Per-session MFA with device posture verification before any RDP connection

FR2 – Use Control

Per-workstation access policies with least-privilege enforcement – each user accesses only their authorized SCADA workstation

FR3 – System Integrity

Session recording captures all actions; clipboard/drive redirection disabled prevents unauthorized file introduction

FR4 – Data Confidentiality

TLS 1.2/1.3 encryption on the outbound tunnel; RDP transport encrypted end-to-end

FR5 – Restricted Data Flow

Outbound-only connection; no inbound data flow to SCADA zone; microsegmented access paths

FR6 – Timely Response

Unified audit trail with per-session records; SIEM integration via Syslog

FR7 – Resource Availability

No inbound attack surface = no DDoS vector; zero discoverable services

Deployment Checklist

Pre-Deployment

  • [ ] Inventory every SCADA workstation that requires remote RDP access
  • [ ] Document every user (internal + vendor) who needs RDP access and to which specific workstation
  • [ ] Record current firewall inbound rules for VPN/RDP/jump server access
  • [ ] Verify outbound HTTPS (443) is permitted from the IDMZ or SCADA zone to the DMZ

Deployment

  • [ ] Deploy Access Controller (IDMZ or SCADA zone)
  • [ ] Deploy Access Gateway (DMZ)
  • [ ] Establish outbound TLS tunnel between Controller and Gateway
  • [ ] Connect Gateway to Active Directory / identity provider
  • [ ] Configure MFA (FIDO2 or authenticator app)
  • [ ] Create per-workstation access policies for each user/group
  • [ ] Create time-bounded vendor policies with approval workflows
  • [ ] Enable session recording for all sessions
  • [ ] Disable clipboard, drive, and printer redirection in policies
  • [ ] Harden RDP on each SCADA workstation (NLA, TLS, session limits)

Cutover

  • [ ] Test full access path: auth → policy → RDP session → recording → termination
  • [ ] Test vendor workflow: approval → auth → time-bounded session → auto-expiration
  • [ ] Remove VPN inbound firewall rules
  • [ ] Remove jump server inbound firewall rules
  • [ ] Set firewall default to deny-all inbound – no exceptions
  • [ ] Decommission VPN concentrator and jump server

Validation

  • [ ] External scan (Shodan, Censys, Nmap) – verify zero results
  • [ ] Penetration test targeting SCADA remote access paths
  • [ ] Audit trail review: verify completeness of session records
  • [ ] Compliance documentation: IEC 62443 FR mapping, session recording samples, firewall rule export

Conclusion

You need RDP to SCADA. Your firewall needs to stay closed. These are not competing requirements – they are both achievable with a reverse-access architecture that inverts the connection flow so the OT network initiates all communication outbound.

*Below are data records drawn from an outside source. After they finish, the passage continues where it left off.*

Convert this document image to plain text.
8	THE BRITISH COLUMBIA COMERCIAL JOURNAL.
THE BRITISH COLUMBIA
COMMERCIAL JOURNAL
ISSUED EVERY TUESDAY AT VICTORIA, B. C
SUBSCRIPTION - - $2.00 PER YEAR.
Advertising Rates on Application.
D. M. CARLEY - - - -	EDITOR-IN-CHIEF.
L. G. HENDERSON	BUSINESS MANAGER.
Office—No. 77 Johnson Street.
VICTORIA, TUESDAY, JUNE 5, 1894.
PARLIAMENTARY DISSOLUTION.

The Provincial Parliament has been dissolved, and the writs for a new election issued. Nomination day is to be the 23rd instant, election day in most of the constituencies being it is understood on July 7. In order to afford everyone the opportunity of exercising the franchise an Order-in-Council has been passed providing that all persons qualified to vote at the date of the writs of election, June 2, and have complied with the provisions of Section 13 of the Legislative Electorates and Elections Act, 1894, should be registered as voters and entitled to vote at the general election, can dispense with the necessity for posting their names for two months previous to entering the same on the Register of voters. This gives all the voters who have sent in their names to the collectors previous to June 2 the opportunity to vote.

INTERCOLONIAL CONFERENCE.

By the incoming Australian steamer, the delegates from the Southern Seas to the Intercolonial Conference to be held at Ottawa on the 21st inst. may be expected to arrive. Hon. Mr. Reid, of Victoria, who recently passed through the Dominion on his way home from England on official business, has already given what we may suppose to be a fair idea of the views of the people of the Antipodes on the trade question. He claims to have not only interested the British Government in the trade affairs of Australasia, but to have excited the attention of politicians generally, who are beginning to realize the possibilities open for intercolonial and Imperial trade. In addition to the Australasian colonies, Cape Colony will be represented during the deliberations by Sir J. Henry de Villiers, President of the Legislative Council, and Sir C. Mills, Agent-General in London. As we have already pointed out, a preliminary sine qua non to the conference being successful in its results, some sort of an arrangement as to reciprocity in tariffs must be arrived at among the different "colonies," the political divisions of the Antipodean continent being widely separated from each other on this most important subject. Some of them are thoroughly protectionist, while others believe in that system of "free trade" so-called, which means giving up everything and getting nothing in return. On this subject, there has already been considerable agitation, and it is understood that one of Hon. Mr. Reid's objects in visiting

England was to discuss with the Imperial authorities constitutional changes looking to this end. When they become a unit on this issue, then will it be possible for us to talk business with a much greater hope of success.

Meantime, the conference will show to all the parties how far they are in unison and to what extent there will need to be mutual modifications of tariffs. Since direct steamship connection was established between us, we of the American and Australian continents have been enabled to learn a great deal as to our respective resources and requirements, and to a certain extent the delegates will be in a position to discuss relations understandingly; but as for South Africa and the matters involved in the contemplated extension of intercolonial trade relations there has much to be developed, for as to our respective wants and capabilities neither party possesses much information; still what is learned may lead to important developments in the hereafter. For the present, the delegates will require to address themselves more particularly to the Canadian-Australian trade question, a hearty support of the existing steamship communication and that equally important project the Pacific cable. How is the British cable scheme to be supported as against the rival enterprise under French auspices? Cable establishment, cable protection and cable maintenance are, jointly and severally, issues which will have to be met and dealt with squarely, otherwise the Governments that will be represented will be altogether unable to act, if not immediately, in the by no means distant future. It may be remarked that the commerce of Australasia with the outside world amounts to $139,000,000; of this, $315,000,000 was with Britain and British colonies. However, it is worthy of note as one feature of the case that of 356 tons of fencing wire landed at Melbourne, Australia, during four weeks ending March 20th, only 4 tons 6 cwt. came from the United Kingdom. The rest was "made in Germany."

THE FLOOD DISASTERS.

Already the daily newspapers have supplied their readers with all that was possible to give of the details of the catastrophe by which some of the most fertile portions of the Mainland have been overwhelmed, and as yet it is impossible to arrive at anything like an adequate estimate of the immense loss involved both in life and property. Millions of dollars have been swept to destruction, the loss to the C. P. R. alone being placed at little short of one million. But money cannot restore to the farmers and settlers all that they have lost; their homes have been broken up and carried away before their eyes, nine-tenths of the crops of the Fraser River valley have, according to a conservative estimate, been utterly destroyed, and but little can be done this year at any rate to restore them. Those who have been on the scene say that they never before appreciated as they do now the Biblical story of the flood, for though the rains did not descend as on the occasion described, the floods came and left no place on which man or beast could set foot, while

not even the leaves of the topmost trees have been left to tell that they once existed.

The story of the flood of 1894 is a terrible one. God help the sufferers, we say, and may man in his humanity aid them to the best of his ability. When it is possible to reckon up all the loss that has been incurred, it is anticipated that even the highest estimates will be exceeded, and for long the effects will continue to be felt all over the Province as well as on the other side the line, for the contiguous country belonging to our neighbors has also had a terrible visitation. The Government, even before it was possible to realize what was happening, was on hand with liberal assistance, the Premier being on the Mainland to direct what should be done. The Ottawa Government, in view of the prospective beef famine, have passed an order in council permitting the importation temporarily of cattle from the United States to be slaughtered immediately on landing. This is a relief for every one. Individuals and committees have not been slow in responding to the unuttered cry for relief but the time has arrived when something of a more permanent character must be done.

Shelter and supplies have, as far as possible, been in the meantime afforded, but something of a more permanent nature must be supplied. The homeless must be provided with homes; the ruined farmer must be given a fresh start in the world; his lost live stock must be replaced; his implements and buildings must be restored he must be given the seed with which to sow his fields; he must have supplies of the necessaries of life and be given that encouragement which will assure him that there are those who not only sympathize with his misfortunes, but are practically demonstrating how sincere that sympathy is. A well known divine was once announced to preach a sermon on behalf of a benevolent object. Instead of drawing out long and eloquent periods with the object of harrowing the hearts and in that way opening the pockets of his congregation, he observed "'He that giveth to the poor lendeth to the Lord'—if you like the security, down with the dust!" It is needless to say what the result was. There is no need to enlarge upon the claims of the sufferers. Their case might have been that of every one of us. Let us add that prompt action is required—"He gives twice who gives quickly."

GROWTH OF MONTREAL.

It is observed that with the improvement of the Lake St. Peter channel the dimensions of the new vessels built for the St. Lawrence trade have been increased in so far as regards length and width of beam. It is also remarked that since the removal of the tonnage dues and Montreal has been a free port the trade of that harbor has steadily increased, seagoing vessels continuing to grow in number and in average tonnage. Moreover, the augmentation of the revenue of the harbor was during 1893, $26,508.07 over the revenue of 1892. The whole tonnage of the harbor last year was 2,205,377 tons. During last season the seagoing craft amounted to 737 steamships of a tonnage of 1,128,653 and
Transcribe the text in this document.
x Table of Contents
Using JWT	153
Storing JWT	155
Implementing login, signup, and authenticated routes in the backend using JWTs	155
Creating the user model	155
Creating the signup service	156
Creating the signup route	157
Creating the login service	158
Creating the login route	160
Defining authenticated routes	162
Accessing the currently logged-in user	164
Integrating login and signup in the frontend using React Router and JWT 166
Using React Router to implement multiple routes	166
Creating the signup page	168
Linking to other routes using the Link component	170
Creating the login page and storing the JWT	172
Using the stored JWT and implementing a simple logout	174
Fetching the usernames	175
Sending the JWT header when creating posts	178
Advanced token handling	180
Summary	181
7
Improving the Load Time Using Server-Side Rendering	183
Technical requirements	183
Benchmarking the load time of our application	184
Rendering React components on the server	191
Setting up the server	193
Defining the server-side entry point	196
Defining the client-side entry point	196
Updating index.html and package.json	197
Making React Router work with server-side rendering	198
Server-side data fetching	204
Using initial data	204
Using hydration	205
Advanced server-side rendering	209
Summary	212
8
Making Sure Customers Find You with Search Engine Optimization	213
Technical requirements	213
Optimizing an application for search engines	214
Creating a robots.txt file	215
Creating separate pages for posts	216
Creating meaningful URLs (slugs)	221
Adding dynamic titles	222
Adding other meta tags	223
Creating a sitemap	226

The RDP session is identical from the user’s perspective. The vendor’s experience is unchanged. The SCADA workstation functions normally. What disappears is the internet-facing attack surface – the VPN concentrator, the jump server, the inbound port, and the entire category of attacks that depends on their existence.

Eighty-two percent of OT intrusions in 2025 used internet-facing remote access as the entry point. Closing the inbound port closes that entry point. The RDP session continues. The attacks do not.